Why: Eastman was shown to have been the brains (if you can call it that) behind Trump’s election subversion, trying to justify what Pence was asked to do: refuse to certify electoral college results in key states and throw the election to Congress. Video showed Eastman refusing to answer questions, a tactic also pursued by the already infamous Roger Stone, an operative entangled with far-right street fighters like the Proud Boys and the Oath Keepers, members of which have been convicted of seditious conspiracy or face such charges. Eastman’s quest for a pardon also landed in the spotlight. Not a good look for a law professor, all in all.

Mark Meadows

Who: Former congressman and Trump’s fourth and last White House chief of staff.

Winner or loser: Loser.

Why: Meadows cooperated with the committee – up to a point. After that point, he was referred to the justice department for criminal contempt of Congress but escaped charge. But what Meadows did surrender to the committee has proved tremendously embarrassing, not least given the decision of a one-time panel staffer, the former Republican congressman Denver Riggelman, to publish Meadows’s texts. Not only was Meadows uninterested in stopping Trump, as Hutchinson showed, but he and other Republicans seem to have been up to their necks in the plot.
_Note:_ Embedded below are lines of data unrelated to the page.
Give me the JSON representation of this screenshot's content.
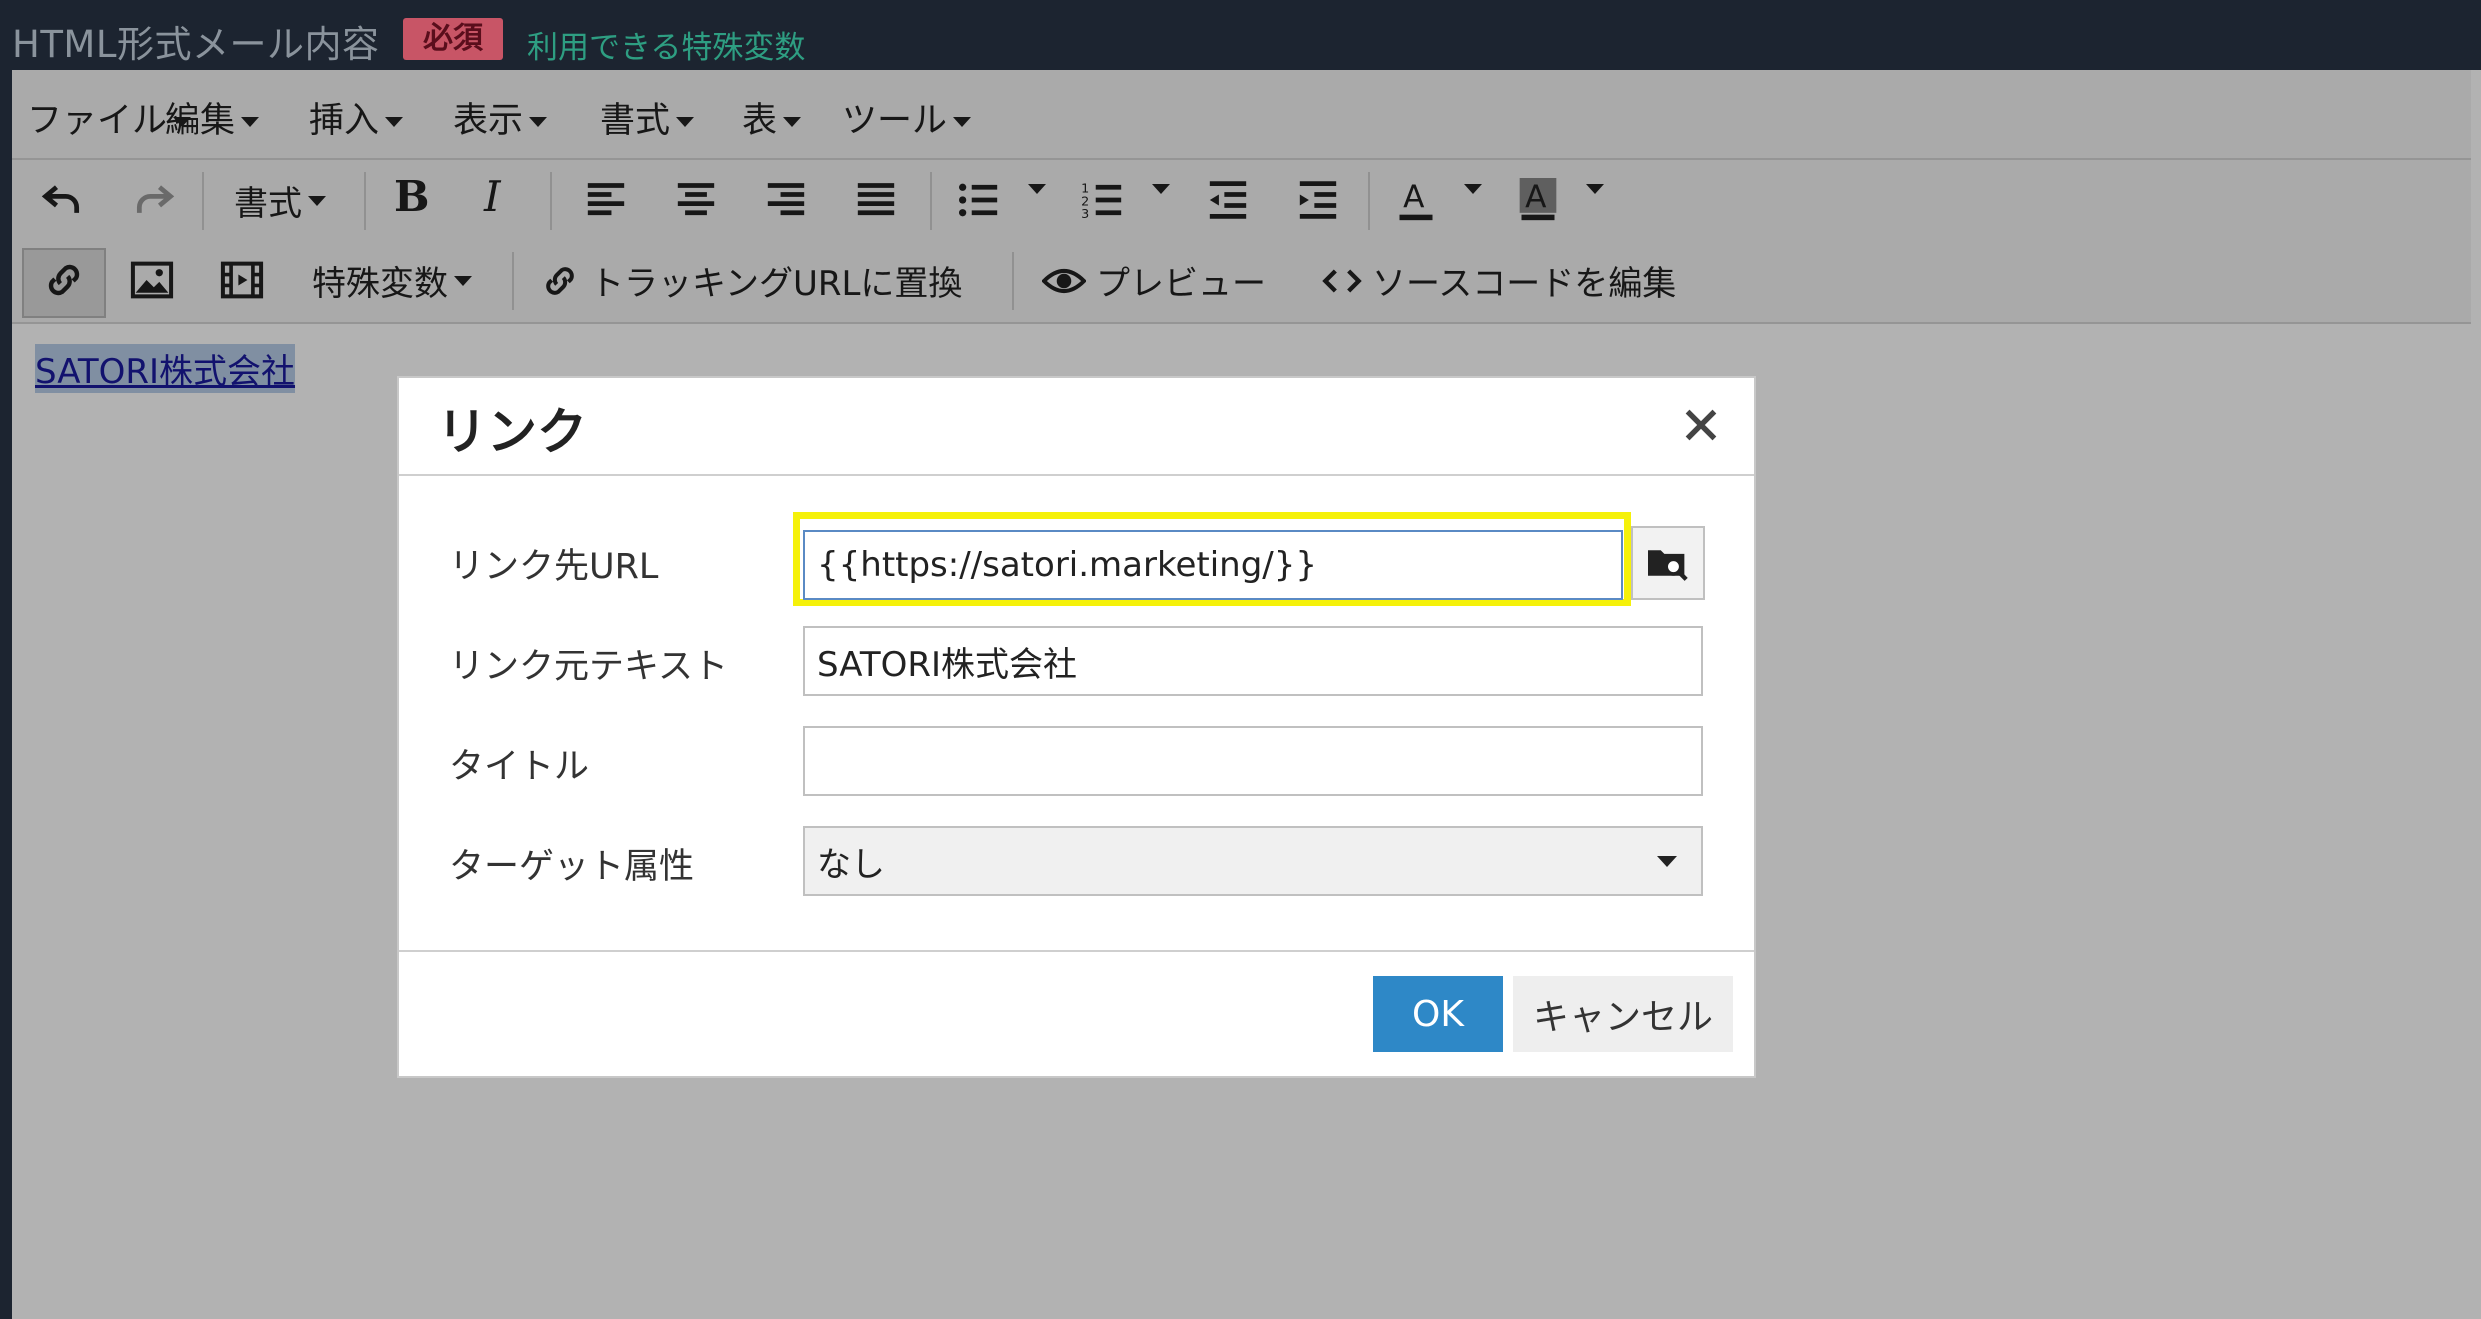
{
  "header": {
    "title": "HTML形式メール内容",
    "required_badge": "必須",
    "variables_link": "利用できる特殊変数"
  },
  "menubar": {
    "items": [
      "ファイル",
      "編集",
      "挿入",
      "表示",
      "書式",
      "表",
      "ツール"
    ]
  },
  "toolbar": {
    "format_label": "書式",
    "special_vars_label": "特殊変数",
    "tracking_url_label": "トラッキングURLに置換",
    "preview_label": "プレビュー",
    "source_code_label": "ソースコードを編集",
    "icons": [
      "undo-icon",
      "redo-icon",
      "bold-icon",
      "italic-icon",
      "align-left-icon",
      "align-center-icon",
      "align-right-icon",
      "align-justify-icon",
      "bullet-list-icon",
      "numbered-list-icon",
      "outdent-icon",
      "indent-icon",
      "text-color-icon",
      "background-color-icon",
      "link-icon",
      "image-icon",
      "media-icon",
      "link-icon",
      "eye-icon",
      "code-icon"
    ]
  },
  "editor": {
    "selected_text": "SATORI株式会社"
  },
  "dialog": {
    "title": "リンク",
    "fields": {
      "url_label": "リンク先URL",
      "url_value": "{{https://satori.marketing/}}",
      "text_label": "リンク元テキスト",
      "text_value": "SATORI株式会社",
      "title_label": "タイトル",
      "title_value": "",
      "target_label": "ターゲット属性",
      "target_value": "なし"
    },
    "ok_label": "OK",
    "cancel_label": "キャンセル"
  },
  "colors": {
    "header_bg": "#1c2430",
    "badge_bg": "#c85566",
    "link_green": "#2e9e82",
    "ok_button": "#2e88c7",
    "highlight": "#f5f10a"
  }
}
With the special counsel, Jack Smith, now examining Trump’s machinations, the former congressman from North Carolina cannot yet sleep easy.

Josh Hawley

Who: Populist Republican senator from Missouri who may run for the presidential nomination in 2024.

Winner or loser? Loser.

Why: If Hawley does run, it is hard to see his treatment by the January 6 committee as too damaging to his standing on the hard right of the GOP. But the panel’s decision to show surveillance video of him actually running – the senator who raised a fist to demonstrators sprinting through the halls of power when those demonstrators broke in – prompted laughter in the hearing room and one of the breakout moments of all the hearings.

… and Donald Trump

Who: Twice-impeached former president, candidate for the Republican nomination in 2024 and politician and businessman in extensive legal jeopardy.

Winner or loser: Loser.

Why: In 2016, Trump famously said Republicans were “going to win so much” under him, they were “going to be sick and tired of winning”. There are signs the party is finally sick and tired of losing, the January 6 hearings having added considerable grist to the utter milling Trump took at the ballot box in November even though, predictably, he did not comply with a committee subpoena. Trump’s culpability for the Capitol attack seems clear and though the committee is going away the Department of Justice, the special counsel and assorted state authorities will not leave him be. And yet … even though the January 6 hearings have been so bad for Trump they have made Ron DeSantis look like a winner simply for not being mentioned, Trump is still ahead of or level with the Florida governor, his only serious rival, in most polling regarding the GOP nominee. Nobody will count Trump out just yet.